Consent Managers: Role and Regulatory Framework
Consent managers are intermediary entities that facilitate transparent data processing by communicating between data controllers and data principals. These entities maintain registers of data processing relationships, communicate data processing notices, and record user consents transparently. Organizations must engage approved consent managers to operate under Phase II requirements. This infrastructure creates a documented chain of accountability for data processing. The role differs from typical vendor relationships, as consent managers serve regulatory transparency functions beyond commercial data service provision.

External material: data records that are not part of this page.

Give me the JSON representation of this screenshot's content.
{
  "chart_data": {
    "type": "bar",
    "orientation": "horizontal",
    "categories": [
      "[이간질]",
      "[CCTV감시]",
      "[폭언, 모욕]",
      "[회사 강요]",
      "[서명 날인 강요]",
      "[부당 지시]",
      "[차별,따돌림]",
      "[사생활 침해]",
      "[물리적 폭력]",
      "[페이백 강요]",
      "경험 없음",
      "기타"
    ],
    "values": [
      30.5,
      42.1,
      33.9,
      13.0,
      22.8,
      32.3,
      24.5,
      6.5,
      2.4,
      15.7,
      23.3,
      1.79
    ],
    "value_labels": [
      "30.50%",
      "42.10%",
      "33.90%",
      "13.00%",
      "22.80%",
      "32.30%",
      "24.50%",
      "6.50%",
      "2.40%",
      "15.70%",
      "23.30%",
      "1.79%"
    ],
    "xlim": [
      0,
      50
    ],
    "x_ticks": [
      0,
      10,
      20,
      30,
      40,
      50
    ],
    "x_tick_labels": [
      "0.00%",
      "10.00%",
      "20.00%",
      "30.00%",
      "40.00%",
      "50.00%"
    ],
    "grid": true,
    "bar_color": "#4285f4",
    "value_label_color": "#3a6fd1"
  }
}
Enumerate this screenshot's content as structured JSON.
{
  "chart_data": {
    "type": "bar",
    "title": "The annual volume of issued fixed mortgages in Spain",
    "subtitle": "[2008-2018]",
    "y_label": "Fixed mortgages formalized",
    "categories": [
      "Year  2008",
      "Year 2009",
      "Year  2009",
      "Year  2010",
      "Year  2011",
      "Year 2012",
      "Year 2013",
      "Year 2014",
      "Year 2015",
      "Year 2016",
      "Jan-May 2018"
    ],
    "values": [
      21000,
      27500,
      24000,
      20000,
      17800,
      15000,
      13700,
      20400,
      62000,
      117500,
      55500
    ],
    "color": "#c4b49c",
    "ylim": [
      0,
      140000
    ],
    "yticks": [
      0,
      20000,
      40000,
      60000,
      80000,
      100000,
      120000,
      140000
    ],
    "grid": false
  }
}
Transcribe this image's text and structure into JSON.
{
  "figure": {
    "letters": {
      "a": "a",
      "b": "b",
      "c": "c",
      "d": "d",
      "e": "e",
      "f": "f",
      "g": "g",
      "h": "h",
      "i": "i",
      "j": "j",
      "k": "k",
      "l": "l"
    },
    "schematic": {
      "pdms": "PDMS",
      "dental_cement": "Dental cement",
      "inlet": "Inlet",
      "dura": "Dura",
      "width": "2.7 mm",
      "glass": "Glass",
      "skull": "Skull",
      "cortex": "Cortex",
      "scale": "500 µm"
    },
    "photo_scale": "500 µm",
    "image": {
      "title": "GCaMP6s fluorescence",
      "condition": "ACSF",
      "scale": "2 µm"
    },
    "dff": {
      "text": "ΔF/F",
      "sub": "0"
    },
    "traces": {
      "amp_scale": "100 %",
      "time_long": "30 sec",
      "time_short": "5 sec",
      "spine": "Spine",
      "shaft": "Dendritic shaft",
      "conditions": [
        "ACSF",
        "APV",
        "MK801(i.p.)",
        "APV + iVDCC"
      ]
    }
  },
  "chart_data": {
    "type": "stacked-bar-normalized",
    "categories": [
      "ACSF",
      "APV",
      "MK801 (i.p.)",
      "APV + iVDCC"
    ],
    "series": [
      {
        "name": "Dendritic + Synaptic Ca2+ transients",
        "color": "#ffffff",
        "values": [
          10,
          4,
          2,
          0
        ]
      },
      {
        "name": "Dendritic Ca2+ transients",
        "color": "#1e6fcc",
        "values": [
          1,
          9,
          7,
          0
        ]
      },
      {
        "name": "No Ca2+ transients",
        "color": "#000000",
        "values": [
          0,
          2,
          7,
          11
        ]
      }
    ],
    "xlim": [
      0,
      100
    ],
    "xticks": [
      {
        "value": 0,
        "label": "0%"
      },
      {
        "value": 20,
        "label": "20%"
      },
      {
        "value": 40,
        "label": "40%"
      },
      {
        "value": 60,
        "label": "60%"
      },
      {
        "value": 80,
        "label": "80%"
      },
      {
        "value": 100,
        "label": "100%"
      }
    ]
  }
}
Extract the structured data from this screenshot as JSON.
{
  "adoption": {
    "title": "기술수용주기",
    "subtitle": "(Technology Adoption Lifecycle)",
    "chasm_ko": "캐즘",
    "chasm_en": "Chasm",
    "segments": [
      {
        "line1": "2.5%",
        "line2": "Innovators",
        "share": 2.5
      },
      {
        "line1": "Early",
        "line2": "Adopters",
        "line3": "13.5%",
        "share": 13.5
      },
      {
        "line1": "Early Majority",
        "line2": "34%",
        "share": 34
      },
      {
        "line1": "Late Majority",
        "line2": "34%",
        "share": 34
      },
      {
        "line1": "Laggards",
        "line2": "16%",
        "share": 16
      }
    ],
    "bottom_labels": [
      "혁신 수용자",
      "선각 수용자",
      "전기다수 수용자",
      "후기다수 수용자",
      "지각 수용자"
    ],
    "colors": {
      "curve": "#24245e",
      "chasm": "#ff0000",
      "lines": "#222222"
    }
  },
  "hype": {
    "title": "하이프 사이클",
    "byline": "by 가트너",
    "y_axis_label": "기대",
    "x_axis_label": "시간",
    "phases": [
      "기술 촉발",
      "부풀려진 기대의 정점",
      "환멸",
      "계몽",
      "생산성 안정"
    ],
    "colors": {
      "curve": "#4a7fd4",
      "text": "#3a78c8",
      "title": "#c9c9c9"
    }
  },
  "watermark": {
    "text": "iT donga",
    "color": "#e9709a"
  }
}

Core DPDP Compliance Obligations
Organizations must obtain explicit consent before processing personal data, limiting use to declared purposes. Reasonable security safeguards must protect data from unauthorized access or breach. Data breach notifications must reach affected individuals within 72 hours for serious incidents. Users have rights to access collected data, correct inaccurate information, and request data deletion under specified circumstances. Organizations must document processing activities and maintain compliance records demonstrating adherence to DPDP requirements.
Penalty Framework and Enforcement
Non-compliance attracts substantial penalties: up to INR 250 crore for failing to implement reasonable security measures, INR 200 crore for breaching notification or consent obligations, and INR 100 crore for other violations. The Data Protection Board of India conducts investigations and enforcement. Organizations failing to engage consent managers when required face penalties. Early compliance preparations reduce enforcement risk. Organizations should conduct data processing audits, identify gaps, and implement required infrastructure before each phase deadline.
Practical Preparation for Phase II Compliance
Organizations should map personal data flows comprehensively, identifying all processing activities and consent points. Evaluate available consent manager providers and assess vendor viability. Update privacy policies to explain data processing transparently and obtain affirmative user consent. Develop breach notification procedures meeting 72-hour timelines. Train employee teams on DPDP obligations and user data rights. Document all compliance activities. Organizations that prepare systematically avoid the compliance chaos that often accompanies rushed regulatory implementations.